[HNW] 1597 Sibmacher
fran at lavoltapress.com
Fri Aug 31 01:15:12 PDT 2007
> SCUM! Still, she has copyright over her individual patterns. She can't
> reprint them as the publisher put them together and therefore match his
> copyrighted format, but there should be a way around that.
Book publishers usually file the copyright forms with the Copyright
Office in the author's behalf. Even if the author owns the rights,
which is commonly the case.
But: Who owns which rights depends on the publisher/author contract (and
I hope there was one). If the publisher explicitly bought "all rights"
or it was a "work for hire," or the author was a permanent employee of
the publisher, then the publisher owns the copyrights. Otherwise,
probably the author does, although some rights would have been licensed
to the publisher for some period. (Note that copyright is actually a
whole bundle of rights, which include a number of derivative works
rights that can all be separately licensed, or separately sold outright.)
However: Publishers do not usually claim rights to their editorial work
independently of the author's rights. This is actually legally possible
in some cases; but given the publisher-author working relationship, it
is highly impractical. In common practice all editing, no matter how
extensive, and including the organization of anthologies, is a service
book (and magazine) publishers provide for authors.
Let's suppose the author contractually owned the copyrights to the book,
but the publisher claimed them with when filing the form with the
After US Copyright registration, you can correct significant errors in
your registration form by filing an application for supplemental
registration. Such errors include misidentification of the copyright
owner. The necessary form is called Form CA.
On the other hand, the publisher may have in fact filled out the
registration form correctly, but made an error in the notice on the
copyright page. (Although, of course, they might have done both.) The
way to remedy this is to include a valid notice in all subsequent
printings of the work and if possible, all copies from an old printing
(think pasted-on labels, like an address label, or, it's clunky but it
works, rubber stamps). If a copyright case goes to court, there are a
lot of guidelines about how soon you should do this.
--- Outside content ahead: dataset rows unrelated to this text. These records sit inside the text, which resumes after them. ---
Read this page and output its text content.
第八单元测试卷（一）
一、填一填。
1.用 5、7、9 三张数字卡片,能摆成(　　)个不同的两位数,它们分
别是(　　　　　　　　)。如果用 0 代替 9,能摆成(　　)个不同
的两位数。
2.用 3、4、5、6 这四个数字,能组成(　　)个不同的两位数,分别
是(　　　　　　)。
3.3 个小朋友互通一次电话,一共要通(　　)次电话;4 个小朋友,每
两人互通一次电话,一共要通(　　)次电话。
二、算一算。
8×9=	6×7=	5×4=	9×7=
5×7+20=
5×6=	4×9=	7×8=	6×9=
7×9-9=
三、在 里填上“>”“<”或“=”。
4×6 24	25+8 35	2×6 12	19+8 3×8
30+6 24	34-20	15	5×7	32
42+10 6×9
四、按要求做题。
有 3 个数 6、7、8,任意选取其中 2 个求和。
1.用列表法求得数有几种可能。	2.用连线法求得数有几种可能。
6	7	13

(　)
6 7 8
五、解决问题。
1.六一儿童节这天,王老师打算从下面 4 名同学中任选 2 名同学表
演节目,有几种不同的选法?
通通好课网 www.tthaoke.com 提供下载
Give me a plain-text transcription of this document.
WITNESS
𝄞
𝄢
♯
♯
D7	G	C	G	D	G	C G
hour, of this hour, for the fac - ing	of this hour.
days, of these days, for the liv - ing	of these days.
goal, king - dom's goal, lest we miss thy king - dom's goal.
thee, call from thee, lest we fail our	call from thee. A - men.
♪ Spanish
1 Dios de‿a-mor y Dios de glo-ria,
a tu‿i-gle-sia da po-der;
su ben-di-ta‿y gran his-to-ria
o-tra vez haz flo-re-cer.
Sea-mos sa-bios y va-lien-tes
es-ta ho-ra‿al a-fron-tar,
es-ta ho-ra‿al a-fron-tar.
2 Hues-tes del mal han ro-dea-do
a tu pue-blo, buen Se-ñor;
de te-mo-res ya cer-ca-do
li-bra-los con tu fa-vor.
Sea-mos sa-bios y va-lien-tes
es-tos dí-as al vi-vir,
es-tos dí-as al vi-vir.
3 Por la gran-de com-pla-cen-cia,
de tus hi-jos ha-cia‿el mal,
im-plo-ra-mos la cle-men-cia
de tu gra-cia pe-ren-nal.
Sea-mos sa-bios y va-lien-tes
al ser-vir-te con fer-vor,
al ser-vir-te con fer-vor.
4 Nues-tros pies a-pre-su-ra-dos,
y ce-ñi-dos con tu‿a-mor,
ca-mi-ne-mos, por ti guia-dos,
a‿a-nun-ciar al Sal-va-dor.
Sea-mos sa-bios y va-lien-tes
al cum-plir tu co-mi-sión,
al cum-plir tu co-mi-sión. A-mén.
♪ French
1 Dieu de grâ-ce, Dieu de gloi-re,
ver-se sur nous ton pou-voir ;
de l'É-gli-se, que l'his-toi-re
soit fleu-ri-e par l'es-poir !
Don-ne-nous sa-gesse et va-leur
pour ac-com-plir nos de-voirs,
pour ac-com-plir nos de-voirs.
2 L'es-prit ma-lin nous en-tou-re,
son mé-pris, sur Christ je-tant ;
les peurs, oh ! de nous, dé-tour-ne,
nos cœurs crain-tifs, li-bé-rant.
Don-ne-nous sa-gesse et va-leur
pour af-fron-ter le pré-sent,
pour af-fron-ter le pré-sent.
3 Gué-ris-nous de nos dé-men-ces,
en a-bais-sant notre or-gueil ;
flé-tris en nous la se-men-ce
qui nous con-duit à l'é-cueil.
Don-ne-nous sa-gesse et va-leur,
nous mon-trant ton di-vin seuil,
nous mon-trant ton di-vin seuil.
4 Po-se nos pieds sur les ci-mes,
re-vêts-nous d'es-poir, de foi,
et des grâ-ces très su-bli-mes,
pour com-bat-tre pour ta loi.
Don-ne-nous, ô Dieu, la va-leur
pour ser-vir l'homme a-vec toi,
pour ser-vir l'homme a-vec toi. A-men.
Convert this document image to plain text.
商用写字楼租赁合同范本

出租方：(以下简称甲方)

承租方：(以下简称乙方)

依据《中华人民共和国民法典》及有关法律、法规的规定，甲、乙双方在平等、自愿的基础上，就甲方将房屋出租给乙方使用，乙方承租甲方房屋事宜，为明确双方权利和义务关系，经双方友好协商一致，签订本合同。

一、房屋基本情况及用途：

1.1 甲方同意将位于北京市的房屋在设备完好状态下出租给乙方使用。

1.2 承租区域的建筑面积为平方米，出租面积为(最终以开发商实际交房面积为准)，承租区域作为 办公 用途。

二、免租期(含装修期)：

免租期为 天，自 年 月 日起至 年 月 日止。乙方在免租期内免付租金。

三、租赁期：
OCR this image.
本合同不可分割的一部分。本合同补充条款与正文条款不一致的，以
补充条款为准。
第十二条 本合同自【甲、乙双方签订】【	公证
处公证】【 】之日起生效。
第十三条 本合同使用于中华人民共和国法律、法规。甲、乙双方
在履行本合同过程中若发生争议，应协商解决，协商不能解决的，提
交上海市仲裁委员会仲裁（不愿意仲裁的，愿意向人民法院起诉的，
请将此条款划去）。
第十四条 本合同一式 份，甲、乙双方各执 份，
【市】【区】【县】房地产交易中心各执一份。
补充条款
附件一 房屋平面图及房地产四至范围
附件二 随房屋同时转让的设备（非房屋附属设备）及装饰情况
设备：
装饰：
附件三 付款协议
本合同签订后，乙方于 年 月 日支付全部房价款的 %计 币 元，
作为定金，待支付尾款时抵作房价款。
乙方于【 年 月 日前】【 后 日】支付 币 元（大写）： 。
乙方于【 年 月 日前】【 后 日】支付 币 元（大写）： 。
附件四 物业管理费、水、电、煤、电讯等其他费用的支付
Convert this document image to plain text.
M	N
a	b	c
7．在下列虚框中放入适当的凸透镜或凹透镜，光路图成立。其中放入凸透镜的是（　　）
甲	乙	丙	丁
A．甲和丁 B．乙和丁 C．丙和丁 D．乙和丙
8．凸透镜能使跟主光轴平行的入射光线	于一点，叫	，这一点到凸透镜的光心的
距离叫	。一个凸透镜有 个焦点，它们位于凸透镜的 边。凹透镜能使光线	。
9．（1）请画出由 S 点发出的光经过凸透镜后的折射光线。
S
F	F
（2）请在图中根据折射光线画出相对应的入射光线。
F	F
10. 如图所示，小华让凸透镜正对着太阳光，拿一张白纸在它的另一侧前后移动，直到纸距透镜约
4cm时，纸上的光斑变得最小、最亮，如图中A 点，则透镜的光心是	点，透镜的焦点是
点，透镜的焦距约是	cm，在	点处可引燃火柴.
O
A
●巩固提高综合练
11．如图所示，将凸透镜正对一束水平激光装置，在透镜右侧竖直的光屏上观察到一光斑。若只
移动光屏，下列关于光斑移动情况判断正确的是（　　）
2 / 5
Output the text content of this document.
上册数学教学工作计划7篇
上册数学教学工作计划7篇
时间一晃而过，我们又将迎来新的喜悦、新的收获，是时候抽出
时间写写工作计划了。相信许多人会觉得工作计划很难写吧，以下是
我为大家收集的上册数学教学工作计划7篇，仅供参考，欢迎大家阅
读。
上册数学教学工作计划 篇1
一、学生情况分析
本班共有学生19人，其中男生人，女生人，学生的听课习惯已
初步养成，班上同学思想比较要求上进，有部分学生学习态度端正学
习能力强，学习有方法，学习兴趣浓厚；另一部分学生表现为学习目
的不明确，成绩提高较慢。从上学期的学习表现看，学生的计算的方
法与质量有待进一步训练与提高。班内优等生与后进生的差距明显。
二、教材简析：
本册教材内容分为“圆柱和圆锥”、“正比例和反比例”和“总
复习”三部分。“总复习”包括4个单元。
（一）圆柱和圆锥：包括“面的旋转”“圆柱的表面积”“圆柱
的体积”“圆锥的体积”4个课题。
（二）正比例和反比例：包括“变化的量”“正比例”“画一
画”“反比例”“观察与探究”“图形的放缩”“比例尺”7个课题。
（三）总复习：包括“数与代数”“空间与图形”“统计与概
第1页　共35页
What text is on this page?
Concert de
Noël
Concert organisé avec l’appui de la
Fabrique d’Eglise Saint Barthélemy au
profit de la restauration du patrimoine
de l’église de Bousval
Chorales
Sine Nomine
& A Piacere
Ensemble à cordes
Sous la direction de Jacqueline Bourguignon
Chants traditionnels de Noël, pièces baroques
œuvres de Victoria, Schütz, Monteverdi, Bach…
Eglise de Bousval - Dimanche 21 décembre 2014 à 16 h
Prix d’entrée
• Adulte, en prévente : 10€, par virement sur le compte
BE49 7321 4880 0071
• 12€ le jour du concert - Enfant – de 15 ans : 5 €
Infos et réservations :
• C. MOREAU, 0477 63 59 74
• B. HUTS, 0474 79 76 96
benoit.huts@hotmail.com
But the bottom
line is, the sooner the better and on the more copies, the better.
BUT: If the publisher contractually agreed with the author that the
author owned the rights, but failed to correctly carry out copyright
registration, or placing of a copyright notice, on the author's behalf,
that the author's legal claim to their copyright is in no way impaired,
because it's the publisher who made the error. The publisher does not
get any claim to copyrights they did not contractually license merely by
printing a notice wrong or filling out a form wrong.